I am the daughter of refugees who survived and escaped the Nazis. Some of my relatives were not lucky. To honour them and all victims, I have chosen to come face-to-face with Germans and speak honestly. I discover common concerns and feelings with the brave Germans. Reconciliation heals. Germany now and prior to World War II contributed scientific, literary, and artistic knowledge to the world. A cursory review of history reveals that numerous countries have oppressed and murdered those they deemed unfit or alien over the centuries. Germany does not stand alone; it is true that the Nazis sank to a nadir of human behaviour.
Some simple math—there were approximately 9.5 million Jews before the second world war; 6 million were killed, so approximately 3 million survivors remained. This calculation is very general. Another way to view my point: nearly every house in a two-block area in Frankfurt was occupied by Jewish families, and about half survived by leaving Germany. Therefore, there should be numerous descendants of these survivors. I use sweeping, imprecise numbers; however, my point is there should be more Stolpersteine (stumbling stones) in the countries where the program has been established. Marie should not have problems finding more relatives of survivors or victims for her programs.
But where are these people? Why do I have to constantly repeat an explanation of these programs to well informed Jewish people? Of course, not everyone has access to information about memorial programs or the Jewish community. But given the amount of content regarding Holocaust remembrance in the public domain—including emails, movies, books, Jewish publications, articles, webinars—how is it Jews still do not know?

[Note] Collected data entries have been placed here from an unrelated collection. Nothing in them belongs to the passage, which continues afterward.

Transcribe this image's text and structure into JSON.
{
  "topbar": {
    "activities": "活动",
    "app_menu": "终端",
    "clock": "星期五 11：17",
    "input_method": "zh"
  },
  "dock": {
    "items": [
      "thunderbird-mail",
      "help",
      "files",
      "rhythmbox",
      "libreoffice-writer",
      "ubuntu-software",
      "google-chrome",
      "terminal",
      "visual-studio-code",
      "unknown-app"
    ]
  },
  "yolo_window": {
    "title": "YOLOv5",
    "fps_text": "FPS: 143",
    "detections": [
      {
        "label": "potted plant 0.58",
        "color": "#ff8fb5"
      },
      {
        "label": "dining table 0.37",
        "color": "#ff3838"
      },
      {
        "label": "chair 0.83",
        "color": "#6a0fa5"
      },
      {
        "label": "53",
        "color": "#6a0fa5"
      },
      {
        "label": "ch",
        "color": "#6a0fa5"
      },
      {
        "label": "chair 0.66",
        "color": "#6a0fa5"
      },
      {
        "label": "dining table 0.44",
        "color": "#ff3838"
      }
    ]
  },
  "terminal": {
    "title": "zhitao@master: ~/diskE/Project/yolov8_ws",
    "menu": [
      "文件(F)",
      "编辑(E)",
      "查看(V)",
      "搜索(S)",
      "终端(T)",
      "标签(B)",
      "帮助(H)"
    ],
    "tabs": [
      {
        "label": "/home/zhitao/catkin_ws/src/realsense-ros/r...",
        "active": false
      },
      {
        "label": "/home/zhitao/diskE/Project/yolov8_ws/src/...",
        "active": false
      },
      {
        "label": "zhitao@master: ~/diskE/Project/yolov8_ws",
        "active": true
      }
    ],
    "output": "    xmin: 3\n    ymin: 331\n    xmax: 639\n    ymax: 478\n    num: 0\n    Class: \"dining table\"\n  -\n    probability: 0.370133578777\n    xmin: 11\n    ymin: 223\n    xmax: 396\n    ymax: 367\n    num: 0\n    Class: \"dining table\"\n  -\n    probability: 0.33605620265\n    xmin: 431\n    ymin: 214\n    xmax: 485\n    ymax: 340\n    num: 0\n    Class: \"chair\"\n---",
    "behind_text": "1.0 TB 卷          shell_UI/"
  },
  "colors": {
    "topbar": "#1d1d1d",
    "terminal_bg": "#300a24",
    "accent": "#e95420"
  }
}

Why are they in the dark?
The dark is scary, but less so than finding out the horrific truth. My great grandmother’s story is an example. Elise Hofmann was not my biological great grandmother but one through a second marriage. I did not know her. My beloved grandmother seems to have had a troubled relationship with her. Nonetheless, my grandmother Trude grieved the loss of her mother and probably felt guilt. So, I decided to do the research. What I found is compelling. Elise seems to have been a strict mother yet embraced modern ideas throughout her life. She prepared my grandmother for life in a changing world. The more I talk about her, the more I learn. The truth of how she died—not simply, “she was in a camp,” as my family used to whisper—continues to make me shaky. I feel a hush when I tell the story, as I did in Frankfurt. It is in the truth that we can make changes. Before genocide can be eradicated, understanding its maintenance, which is with the cooperation of the population, government, industry, and other nations around the globe, is necessary.
I beseech my peers—the so-called second-generation survivors. Now is the time to search your history and document it for the future. Far easier for us than our children. We remember what our parents and grandparents may have uttered sporadically or whispered. One often finds evidence of the truth when searching through old pictures and documents. Open the closet, the tin box, and the manilla file folders.